For years, GOLF.com’s weekly Clubhouse Eats column has aspired to celebrate the game’s most delectable food and drink.
Over the course of this year, golf course and golf resort chefs have provided intel on how to make perfect cookies, brisket, breakfast burritos and cornbread to replicating cocktails like the classic Sazerac.
But nothing gets our readers’ attention like the Masters — and especially Augusta National’s venerable menu for players and patrons alike.
This year, stories featuring the method for replicating the club’s famous Azalea cocktail and chicken salad and pimento cheese sandwiches were all among the year’s most-read, but there was one Masters story that reigned supreme: GOLF executive editor Alan Bastable’s article on the whiskey that was poured at the annual Masters Champions dinner: Van Winkle Family Reserve Rye.
While the Champions Dinner is a private affair, a tantalizing glimpse of the gathering was posted on Instagram, where a close-up of the bottle and its label was on full display.
A bottle of Van Winkle Family Reserve Rye reportedly retails for $120, but it’s nearly impossible to find at that price. A quick Google search revealed the lowest available price for the 13-year-old Kentucky Straight Rye whiskey is currently around $1,000, with some prices as high as $1,400.
At the Champions dinner, the whiskey accompanied defending champion Scottie Scheffler’s selected menu of cheeseburger sliders, firecracker shrimp and meatball and ravioli bites for appetizers, a Texas-style chili for a first course, and wood-fired cowboy ribeye or blackened redfish for the main course. A warm chocolate chip skillet cookie was served for dessert.

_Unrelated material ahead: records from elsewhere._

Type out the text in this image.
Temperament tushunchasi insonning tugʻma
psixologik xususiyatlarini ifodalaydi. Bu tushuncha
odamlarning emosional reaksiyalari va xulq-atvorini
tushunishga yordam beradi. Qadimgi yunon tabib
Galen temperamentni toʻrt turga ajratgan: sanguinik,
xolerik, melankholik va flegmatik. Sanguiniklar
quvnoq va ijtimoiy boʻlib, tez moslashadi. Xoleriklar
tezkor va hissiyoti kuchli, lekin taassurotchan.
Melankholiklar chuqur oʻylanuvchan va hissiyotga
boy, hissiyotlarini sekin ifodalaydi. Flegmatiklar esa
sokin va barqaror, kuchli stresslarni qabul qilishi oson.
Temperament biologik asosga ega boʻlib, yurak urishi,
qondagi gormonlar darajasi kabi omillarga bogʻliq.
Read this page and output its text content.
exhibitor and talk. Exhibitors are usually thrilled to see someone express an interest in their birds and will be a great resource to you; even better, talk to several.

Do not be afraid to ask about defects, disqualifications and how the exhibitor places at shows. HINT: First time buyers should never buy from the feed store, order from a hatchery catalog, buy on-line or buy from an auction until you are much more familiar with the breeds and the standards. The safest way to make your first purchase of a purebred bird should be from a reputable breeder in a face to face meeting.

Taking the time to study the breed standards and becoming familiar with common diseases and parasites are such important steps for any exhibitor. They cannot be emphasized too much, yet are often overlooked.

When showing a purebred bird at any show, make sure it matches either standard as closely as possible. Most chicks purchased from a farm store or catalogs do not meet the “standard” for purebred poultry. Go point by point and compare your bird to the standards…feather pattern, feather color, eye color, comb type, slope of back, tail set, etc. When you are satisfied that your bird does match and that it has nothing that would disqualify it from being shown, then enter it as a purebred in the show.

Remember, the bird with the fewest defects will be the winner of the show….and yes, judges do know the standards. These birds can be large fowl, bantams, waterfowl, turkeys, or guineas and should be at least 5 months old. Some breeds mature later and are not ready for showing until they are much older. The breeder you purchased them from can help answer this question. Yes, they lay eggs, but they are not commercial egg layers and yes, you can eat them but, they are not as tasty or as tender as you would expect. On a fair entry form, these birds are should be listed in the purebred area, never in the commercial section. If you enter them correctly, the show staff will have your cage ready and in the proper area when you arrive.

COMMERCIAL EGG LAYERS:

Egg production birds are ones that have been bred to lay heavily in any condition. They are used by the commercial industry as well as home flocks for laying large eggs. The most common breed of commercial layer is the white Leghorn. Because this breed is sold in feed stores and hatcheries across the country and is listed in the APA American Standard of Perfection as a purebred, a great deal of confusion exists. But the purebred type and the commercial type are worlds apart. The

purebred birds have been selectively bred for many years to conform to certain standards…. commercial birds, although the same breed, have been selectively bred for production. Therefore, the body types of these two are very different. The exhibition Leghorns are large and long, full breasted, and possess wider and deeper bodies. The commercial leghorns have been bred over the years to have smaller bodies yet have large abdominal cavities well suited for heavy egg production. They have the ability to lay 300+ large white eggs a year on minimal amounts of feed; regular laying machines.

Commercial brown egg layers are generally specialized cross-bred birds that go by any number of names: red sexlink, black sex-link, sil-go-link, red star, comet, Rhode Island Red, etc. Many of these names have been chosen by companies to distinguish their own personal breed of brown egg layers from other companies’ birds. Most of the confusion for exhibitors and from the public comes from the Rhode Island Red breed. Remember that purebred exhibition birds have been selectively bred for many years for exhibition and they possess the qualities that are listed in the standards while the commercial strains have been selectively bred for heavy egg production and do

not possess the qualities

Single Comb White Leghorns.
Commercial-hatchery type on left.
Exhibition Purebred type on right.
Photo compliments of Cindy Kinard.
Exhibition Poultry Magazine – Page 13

You can read Bastable’s full article below, or to view it in its original form, click here.
The most-read Clubhouse Eats article of 2025: This $1,000 whiskey was poured at Masters Champions Dinner
By Alan Bastable
The Masters Champions Dinner is among the most exclusive — and revered — evenings in all of sports. Thirty-plus green-coat winners sharing stories of glories past over ribeyes and full-bodied reds? That’s the good stuff.
You won’t soon catch a livestream of the gathering, but this year Augusta National did give us a tantalizing peek behind the drapes by way of a short-form social-media video that shows various scenes from the event: club staffers ironing the tablecloth; kitchen workers in Augusta National-branded chef coats plating dishes; and Scottie Scheffler, the defending champion and dinner’s host this year, noshing on a bite-sized burger.
One quick cut also revealed a rare whiskey that was on offer Tuesday evening: Van Winkle Family Reserve Rye.
If you’re a whiskey connoisseur, you may be familiar with Van Winkle. If you’re not, you likely won’t be surprised to hear that, like many of the attendees at the Champions Dinner, the whiskey is legendary.
“The Van Winkle line is one of the most respected names out there and most difficult to find,” Tom Fischer, a whiskey journalist and educator who founded Bourbon Blog, told GOLF.com.
Fischer said to earn a “rye” designation, a whiskey needs “at least 51% rye in the mashbill, versus bourbon which needs to be 51% or more corn.” He added, “At 13 years, Van Winkle Family Reserve Rye is layered and well-balanced: think leather, clove, light hints of some floral against serious oak, old library notes, and sweet tobacco.”
When asked if he was surprised to see the rye served at the Champions Dinner, Fischer said, “A bit, because it’s the rarest of the Van Winkles.” Fischer said the distillery doesn’t release numbers as to their whiskeys’ rarity, but that the rye is thought to be the hardest to attain in the Van Winkle lineup.
The whiskey retails for $120 a bottle but “good luck finding it for that,” Fischer said. It’s about as rare as a green jacket. You can pick up a bottle on the secondary market, Fischer said, but expect to fork over at least $1,000 and up to $1,500 or more. “Insane prices,” he said, “but it is where we are at in whiskey.”
If you’re not into whiskey-hunting or handing over a paycheck for a taste, Fischer recommends a couple of more gettable alternatives: WhistlePig 15 Rye Whiskey or Hard Truth Rye Whiskey. Both are from Indiana, he said, and “both are delicious.”